Friday, September 09, 2005

Do you do your budget for ten years out?

Congress does, and they're rarely anywhere near close to accurate. How come Enron, Global Crossing, Worldcom, etc., can't cook their books with shell games and creative money tricks...but our federal government can?

AP Story: "Analysis Sees Deficits Growing Under Bush"
Even before the cost of Hurricane Katrina is added to the federal ledger, a Congressional Budget Office study commissioned by Democrats predicts President Bush will fail to keep his promise to cut the deficit in half by the time he leaves office.

The study by the nonpartisan CBO assumes that Congress will heed Bush's call for new tax cuts and for making those passed in 2001 and 2003 permanent. It also assumes a big slowdown in spending on the Iraq war, tight caps on domestic agency budgets and new individual Social Security accounts.
Anyone see the irony of the two statements stressed above? Democrats? Nonpartisan? Anyway, continuing:
The study predicts that the $331 billion budget deficit projected for the current budget year would rise to $370 billion by 2009, the year Bush has promised to cut the deficit to at least $260 billion. Bush promised to cut the deficit in half from a projection in February 2004 of a $521 billion deficit for 2009.

By 2015, the deficit would hit $640 billion under CBO's study.
Like I said above, a ten-year budget forecast? TEN? Hell, these guys are wrong every year, so we should believe them when they tell us TEN years? Continuing:
"Instead of complaining about the deficit, how about doing something about it?" said Bush spokesman Trent Duffy, noting that Spratt opposes Republican efforts to trim just $35 billion from federal entitlement programs over the next five years.
How about doing something about it?? How about vetoing a damned spending bill...or ANY freaking bill...for ONCE in your term, Mr. President? Good grief, he's ready to veto a bill that adds additional federal funds to stem-cell research (which I agree with, but for a different reason: it's not the federal government's job to fund ANY medical research); but he refuses to veto a bloated, pork-laden spending bill? Since elected Democrats started acting more like socialists, did that mean that Republicans had to start acting more like Democrats?

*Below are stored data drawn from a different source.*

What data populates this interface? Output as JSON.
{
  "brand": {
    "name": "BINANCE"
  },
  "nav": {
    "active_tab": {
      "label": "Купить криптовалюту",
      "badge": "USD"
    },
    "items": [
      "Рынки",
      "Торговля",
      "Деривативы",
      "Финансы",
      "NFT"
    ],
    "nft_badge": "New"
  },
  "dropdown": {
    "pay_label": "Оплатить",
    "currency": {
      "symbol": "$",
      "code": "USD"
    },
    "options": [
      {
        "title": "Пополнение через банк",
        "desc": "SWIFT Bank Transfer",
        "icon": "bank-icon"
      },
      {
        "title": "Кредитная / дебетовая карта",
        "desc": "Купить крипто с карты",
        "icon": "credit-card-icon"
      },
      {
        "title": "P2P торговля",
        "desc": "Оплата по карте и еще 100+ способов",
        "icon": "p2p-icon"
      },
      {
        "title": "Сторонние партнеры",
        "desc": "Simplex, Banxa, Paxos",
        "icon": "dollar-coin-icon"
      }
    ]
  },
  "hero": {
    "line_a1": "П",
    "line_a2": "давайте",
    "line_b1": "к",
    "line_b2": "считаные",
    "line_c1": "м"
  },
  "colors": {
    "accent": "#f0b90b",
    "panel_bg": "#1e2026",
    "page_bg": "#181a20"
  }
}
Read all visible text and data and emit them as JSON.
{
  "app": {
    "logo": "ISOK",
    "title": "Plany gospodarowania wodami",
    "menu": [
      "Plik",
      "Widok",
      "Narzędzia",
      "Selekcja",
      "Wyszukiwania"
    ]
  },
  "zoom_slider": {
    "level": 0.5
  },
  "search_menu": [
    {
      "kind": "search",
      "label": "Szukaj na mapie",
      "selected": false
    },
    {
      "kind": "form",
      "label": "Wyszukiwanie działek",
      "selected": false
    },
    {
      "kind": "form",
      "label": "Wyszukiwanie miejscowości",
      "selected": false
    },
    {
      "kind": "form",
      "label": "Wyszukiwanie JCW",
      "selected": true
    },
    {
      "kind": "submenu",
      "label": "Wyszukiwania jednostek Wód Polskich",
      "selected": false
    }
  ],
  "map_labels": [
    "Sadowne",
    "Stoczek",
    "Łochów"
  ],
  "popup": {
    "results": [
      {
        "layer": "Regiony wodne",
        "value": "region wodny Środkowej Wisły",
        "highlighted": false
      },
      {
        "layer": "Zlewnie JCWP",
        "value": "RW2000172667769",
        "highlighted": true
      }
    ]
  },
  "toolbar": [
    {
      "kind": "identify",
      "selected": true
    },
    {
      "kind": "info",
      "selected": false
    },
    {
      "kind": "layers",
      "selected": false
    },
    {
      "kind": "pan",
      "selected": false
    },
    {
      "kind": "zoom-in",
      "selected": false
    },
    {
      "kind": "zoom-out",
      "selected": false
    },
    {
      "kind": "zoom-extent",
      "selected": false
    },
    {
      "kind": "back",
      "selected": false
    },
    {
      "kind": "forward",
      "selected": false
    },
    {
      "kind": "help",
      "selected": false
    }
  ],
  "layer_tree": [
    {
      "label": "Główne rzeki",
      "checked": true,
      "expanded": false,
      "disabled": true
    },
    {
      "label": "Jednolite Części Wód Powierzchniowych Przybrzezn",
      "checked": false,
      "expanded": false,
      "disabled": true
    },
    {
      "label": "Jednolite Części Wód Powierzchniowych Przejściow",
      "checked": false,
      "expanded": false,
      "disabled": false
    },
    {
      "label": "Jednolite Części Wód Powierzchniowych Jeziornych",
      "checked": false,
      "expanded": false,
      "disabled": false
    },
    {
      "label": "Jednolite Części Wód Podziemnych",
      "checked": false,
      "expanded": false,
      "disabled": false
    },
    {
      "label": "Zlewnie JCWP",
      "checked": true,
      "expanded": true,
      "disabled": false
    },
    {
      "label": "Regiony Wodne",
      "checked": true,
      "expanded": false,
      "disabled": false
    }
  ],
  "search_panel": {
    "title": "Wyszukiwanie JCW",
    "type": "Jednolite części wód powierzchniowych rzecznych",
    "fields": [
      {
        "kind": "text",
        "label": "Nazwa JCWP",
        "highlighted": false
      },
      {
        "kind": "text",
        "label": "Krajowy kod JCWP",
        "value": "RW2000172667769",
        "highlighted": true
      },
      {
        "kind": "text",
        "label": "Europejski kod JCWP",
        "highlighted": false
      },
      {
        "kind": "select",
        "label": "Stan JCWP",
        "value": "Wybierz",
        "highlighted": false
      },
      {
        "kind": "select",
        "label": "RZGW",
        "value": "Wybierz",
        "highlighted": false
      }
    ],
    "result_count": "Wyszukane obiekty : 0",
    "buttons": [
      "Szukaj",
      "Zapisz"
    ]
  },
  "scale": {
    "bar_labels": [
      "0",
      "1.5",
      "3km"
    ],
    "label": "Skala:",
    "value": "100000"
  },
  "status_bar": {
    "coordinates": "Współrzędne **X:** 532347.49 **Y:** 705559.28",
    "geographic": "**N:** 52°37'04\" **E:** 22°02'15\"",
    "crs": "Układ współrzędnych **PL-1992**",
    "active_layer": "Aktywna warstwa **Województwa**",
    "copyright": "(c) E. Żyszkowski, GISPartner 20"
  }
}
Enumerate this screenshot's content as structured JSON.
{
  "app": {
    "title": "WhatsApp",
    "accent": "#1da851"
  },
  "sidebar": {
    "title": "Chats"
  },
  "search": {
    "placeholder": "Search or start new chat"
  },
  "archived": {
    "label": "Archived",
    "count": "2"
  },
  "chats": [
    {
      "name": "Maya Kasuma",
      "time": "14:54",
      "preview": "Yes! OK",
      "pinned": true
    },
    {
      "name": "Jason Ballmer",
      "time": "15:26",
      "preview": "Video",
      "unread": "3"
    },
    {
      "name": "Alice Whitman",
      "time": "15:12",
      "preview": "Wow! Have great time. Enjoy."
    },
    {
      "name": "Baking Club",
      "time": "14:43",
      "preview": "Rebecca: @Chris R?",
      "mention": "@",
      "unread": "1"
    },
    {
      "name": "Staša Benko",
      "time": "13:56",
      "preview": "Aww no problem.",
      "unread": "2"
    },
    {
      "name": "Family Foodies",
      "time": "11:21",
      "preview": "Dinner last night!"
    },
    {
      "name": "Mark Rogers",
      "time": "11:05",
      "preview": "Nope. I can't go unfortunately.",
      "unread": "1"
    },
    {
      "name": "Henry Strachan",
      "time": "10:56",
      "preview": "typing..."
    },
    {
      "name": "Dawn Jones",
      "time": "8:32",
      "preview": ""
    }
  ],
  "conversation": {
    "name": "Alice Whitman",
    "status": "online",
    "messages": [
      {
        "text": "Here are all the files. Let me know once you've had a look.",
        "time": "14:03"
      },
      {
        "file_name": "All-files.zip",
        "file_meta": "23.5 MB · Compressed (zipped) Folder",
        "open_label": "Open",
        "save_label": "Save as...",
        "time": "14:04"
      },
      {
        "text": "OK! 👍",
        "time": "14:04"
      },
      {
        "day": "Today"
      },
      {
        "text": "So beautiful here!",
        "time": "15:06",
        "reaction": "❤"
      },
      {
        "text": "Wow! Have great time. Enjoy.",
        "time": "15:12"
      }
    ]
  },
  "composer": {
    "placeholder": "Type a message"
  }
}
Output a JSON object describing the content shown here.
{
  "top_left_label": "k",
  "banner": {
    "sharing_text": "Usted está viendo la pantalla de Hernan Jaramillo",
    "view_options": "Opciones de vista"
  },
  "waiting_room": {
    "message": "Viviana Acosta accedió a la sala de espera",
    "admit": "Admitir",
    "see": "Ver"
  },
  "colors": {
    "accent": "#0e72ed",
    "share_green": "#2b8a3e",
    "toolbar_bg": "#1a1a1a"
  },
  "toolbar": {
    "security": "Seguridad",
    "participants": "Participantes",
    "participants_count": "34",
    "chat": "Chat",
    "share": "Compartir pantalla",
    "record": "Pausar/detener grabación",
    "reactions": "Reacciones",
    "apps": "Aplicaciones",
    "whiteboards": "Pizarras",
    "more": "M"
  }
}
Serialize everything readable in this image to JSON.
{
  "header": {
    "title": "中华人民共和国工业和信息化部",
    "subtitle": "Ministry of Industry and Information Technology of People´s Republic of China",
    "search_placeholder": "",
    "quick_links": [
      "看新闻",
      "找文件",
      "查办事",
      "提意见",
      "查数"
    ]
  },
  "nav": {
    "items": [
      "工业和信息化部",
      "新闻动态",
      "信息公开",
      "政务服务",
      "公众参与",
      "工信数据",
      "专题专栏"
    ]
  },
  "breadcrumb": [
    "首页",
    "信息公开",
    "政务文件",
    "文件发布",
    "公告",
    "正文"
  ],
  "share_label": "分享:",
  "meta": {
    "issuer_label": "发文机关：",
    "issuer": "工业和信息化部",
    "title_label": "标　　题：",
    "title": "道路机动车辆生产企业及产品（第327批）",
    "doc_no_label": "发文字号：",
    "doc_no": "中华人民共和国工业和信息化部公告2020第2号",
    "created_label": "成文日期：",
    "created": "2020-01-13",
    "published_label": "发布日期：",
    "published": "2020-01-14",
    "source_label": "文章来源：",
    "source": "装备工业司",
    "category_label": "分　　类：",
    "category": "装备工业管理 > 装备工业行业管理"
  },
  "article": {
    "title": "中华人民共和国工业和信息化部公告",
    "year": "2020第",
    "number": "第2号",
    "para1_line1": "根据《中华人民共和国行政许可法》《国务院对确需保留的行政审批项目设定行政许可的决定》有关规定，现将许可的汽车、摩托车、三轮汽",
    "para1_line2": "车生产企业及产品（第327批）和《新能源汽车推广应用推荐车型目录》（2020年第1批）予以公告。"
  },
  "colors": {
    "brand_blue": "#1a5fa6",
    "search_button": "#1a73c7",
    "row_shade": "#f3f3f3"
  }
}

Democrats got complacent and arrogant over the course of 40+ years of ruling the House. Republicans won total control of Congress in 1994 by promising to roll back the Big Government mentality, massive reforms to entitlements, abolishing unnecessary federal departments (like Education), giving states more power that the federal government had unconstitutionally usurped, cutting taxes, and getting spending under control. With the exception of welfare reform in 1996 (which Clinton signed in order to get re-elected...it worked) and tax cuts, none of those other things occurred!

Instead, Republicans have now become drunk with power, arrogant in their ruling, and abandoning most of the platforms that they ran on 11 years ago. The government is more bloated than ever. I realize that Democrats would be no better and would likely be worse, especially given their disdain for the military (don't try to defend them...I can point to decades of reliable anti-defense votes and rhetoric). But I do have to wonder: how long until the American public gets fed up with this and votes smooth-talking and deceptive Democrats into power, over equally deceptive Republicans?